第42話 アンテナショップ
多忙でしたm(_ _)m
いよいよアンテナショップオープンの日を迎えた。
結果から言うと、売れに売れまくった。
森の国の店という事で最初こそ警戒されたが、オルフェが来店し爆買いしたのだ。
オルフェの爆買いを皮切りにお客さんは一気に増えた。アイツにはサプライズを用意しようと思う。
店頭に並べたのはネクタル、魔物酒、鬼殺酒(日本酒モドキ)
フルーツロールにプリン、珈琲豆モドキなどなど。

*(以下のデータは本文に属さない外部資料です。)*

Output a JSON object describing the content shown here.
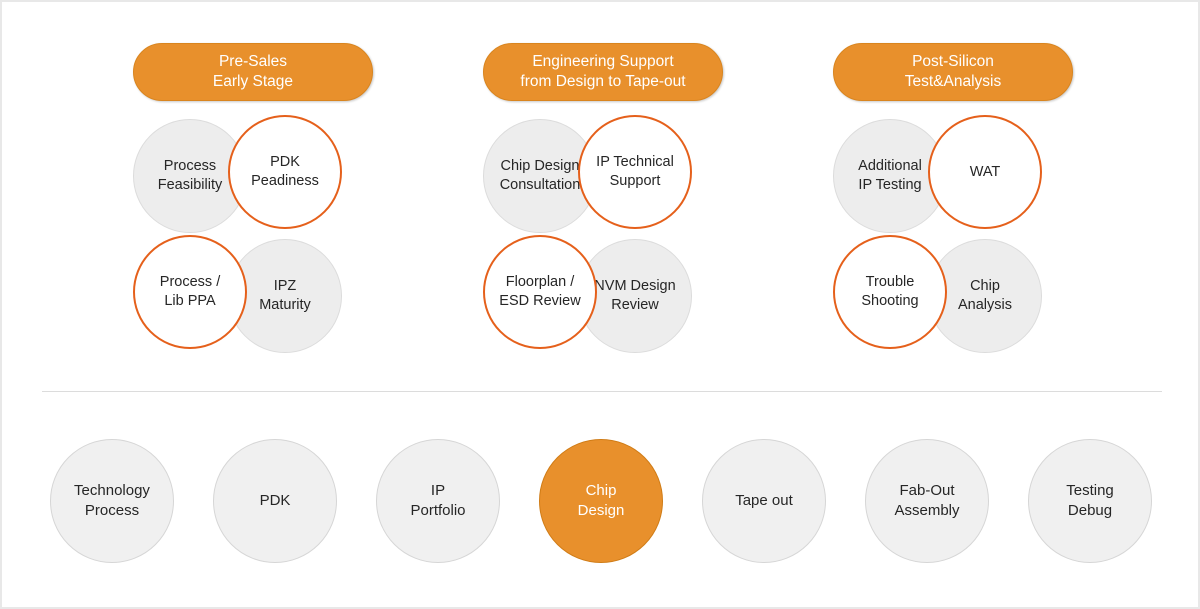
{
  "colors": {
    "pill_fill": "#e8902c",
    "bubble_outline_orange": "#e5601b",
    "bubble_gray_fill": "#ededed",
    "flow_gray_fill": "#f0f0f0",
    "flow_active_fill": "#e8902c",
    "text_dark": "#262626",
    "divider": "#dcdcdc"
  },
  "groups": [
    {
      "id": "pre-sales",
      "title_line1": "Pre-Sales",
      "title_line2": "Early Stage",
      "bubbles": [
        {
          "pos": "top-left",
          "style": "gray",
          "line1": "Process",
          "line2": "Feasibility"
        },
        {
          "pos": "top-right",
          "style": "orange",
          "line1": "PDK",
          "line2": "Peadiness"
        },
        {
          "pos": "bottom-left",
          "style": "orange",
          "line1": "Process /",
          "line2": "Lib PPA"
        },
        {
          "pos": "bottom-right",
          "style": "gray",
          "line1": "IPZ",
          "line2": "Maturity"
        }
      ]
    },
    {
      "id": "engineering-support",
      "title_line1": "Engineering Support",
      "title_line2": "from Design to Tape-out",
      "bubbles": [
        {
          "pos": "top-left",
          "style": "gray",
          "line1": "Chip Design",
          "line2": "Consultation"
        },
        {
          "pos": "top-right",
          "style": "orange",
          "line1": "IP Technical",
          "line2": "Support"
        },
        {
          "pos": "bottom-left",
          "style": "orange",
          "line1": "Floorplan /",
          "line2": "ESD Review"
        },
        {
          "pos": "bottom-right",
          "style": "gray",
          "line1": "NVM Design",
          "line2": "Review"
        }
      ]
    },
    {
      "id": "post-silicon",
      "title_line1": "Post-Silicon",
      "title_line2": "Test&Analysis",
      "bubbles": [
        {
          "pos": "top-left",
          "style": "gray",
          "line1": "Additional",
          "line2": "IP Testing"
        },
        {
          "pos": "top-right",
          "style": "orange",
          "line1": "WAT",
          "line2": ""
        },
        {
          "pos": "bottom-left",
          "style": "orange",
          "line1": "Trouble",
          "line2": "Shooting"
        },
        {
          "pos": "bottom-right",
          "style": "gray",
          "line1": "Chip",
          "line2": "Analysis"
        }
      ]
    }
  ],
  "flow": {
    "steps": [
      {
        "line1": "Technology",
        "line2": "Process",
        "active": false,
        "arrow": true
      },
      {
        "line1": "PDK",
        "line2": "",
        "active": false,
        "arrow": true
      },
      {
        "line1": "IP",
        "line2": "Portfolio",
        "active": false,
        "arrow": true
      },
      {
        "line1": "Chip",
        "line2": "Design",
        "active": true,
        "arrow": true
      },
      {
        "line1": "Tape out",
        "line2": "",
        "active": false,
        "arrow": true
      },
      {
        "line1": "Fab-Out",
        "line2": "Assembly",
        "active": false,
        "arrow": true
      },
      {
        "line1": "Testing",
        "line2": "Debug",
        "active": false,
        "arrow": false
      }
    ]
  }
}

そして目玉はフェレットの弟子達が打ったアダマスの武具とビトラスを使った武具だ。
売店の横にはカフェを併設して、スイーツや軽食をゆっくり堪能してもらえる空間も用意したのだ。
接客の経験はあまり無いが俺も勿論、店員として売り場に立った。結構な頻度で来てくれるお客さんと仲良くなったり森の国の話をしたりと楽しかったが、接客業の大変な部分も理解出来た。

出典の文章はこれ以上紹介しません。